André
André

Reputation: 2142

Different UTF-8-Handling of Ext.JSON.encode() and Chrome's JSON.stringify()

I found a difference between Ext JS's (Version 4.1) Ext.JSON.encode() and Chrome's (Version 21.0.1180.79) JSON.stringify() when used in Chrome's console:

JSON.stringify({"title": "ä"})
> "{"title":"ä"}"

Ext.JSON.encode({"title": "ä"})
> "{"title":"\u00e4"}"

Since I want to show the results in the browser, I prefer Chrome's result, but I know that I cannot really rely on Chrome's JSON handling in other browsers. So how can I achieve Chrome's result with Sencha's Ext JS?

Upvotes: 3

Views: 5020

Answers (2)

Dionysius
Dionysius

Reputation: 498

You need to know that the value is the same. \u00e4 is the real utf-8 representation of the character ä.

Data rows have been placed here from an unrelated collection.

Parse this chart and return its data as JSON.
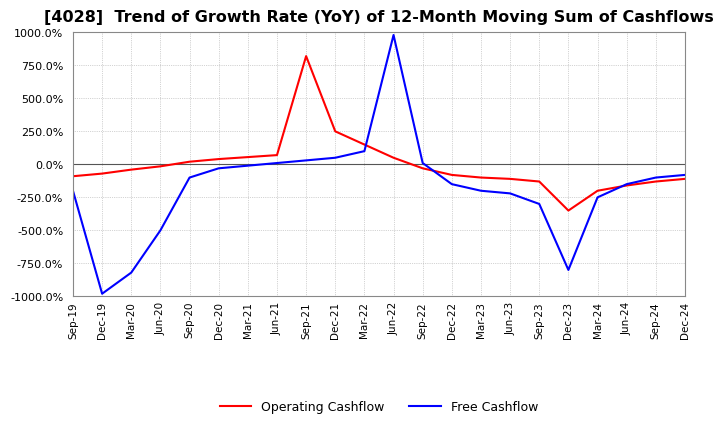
{
  "title": "[4028]  Trend of Growth Rate (YoY) of 12-Month Moving Sum of Cashflows",
  "title_fontsize": 11.5,
  "background_color": "#ffffff",
  "grid_color": "#aaaaaa",
  "ylim": [
    -1000,
    1000
  ],
  "yticks": [
    -1000,
    -750,
    -500,
    -250,
    0,
    250,
    500,
    750,
    1000
  ],
  "x_labels": [
    "Sep-19",
    "Dec-19",
    "Mar-20",
    "Jun-20",
    "Sep-20",
    "Dec-20",
    "Mar-21",
    "Jun-21",
    "Sep-21",
    "Dec-21",
    "Mar-22",
    "Jun-22",
    "Sep-22",
    "Dec-22",
    "Mar-23",
    "Jun-23",
    "Sep-23",
    "Dec-23",
    "Mar-24",
    "Jun-24",
    "Sep-24",
    "Dec-24"
  ],
  "operating_cashflow": [
    -90,
    -70,
    -40,
    -15,
    20,
    40,
    55,
    70,
    820,
    250,
    150,
    50,
    -30,
    -80,
    -100,
    -110,
    -130,
    -350,
    -200,
    -160,
    -130,
    -110
  ],
  "free_cashflow": [
    -200,
    -980,
    -820,
    -500,
    -100,
    -30,
    -10,
    10,
    30,
    50,
    100,
    980,
    10,
    -150,
    -200,
    -220,
    -300,
    -800,
    -250,
    -150,
    -100,
    -80
  ],
  "operating_color": "#ff0000",
  "free_color": "#0000ff",
  "line_width": 1.5
}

Chrome may output the ä decoded for better user expirience, but when decoding, both values are same:

JSON.stringify({"title": "ä"})
> "{"title":"ä"}"
Ext.JSON.encode({"title": "ä"})
> "{"title":"\u00e4"}"
JSON.parse('{"title":"ä"}')
> Object {title: "ä"}
Ext.JSON.decode('{"title":"\u00e4"}')
> Object {title: "ä"}
JSON.parse('{"title":"\u00e4"}')
> Object {title: "ä"}
Ext.JSON.decode('{"title":"ä"}')
> Object {title: "ä"}

Upvotes: 1

ypan
ypan

Reputation: 173

You can set Ext.USE_NATIVE_JSON to true in Extjs 4.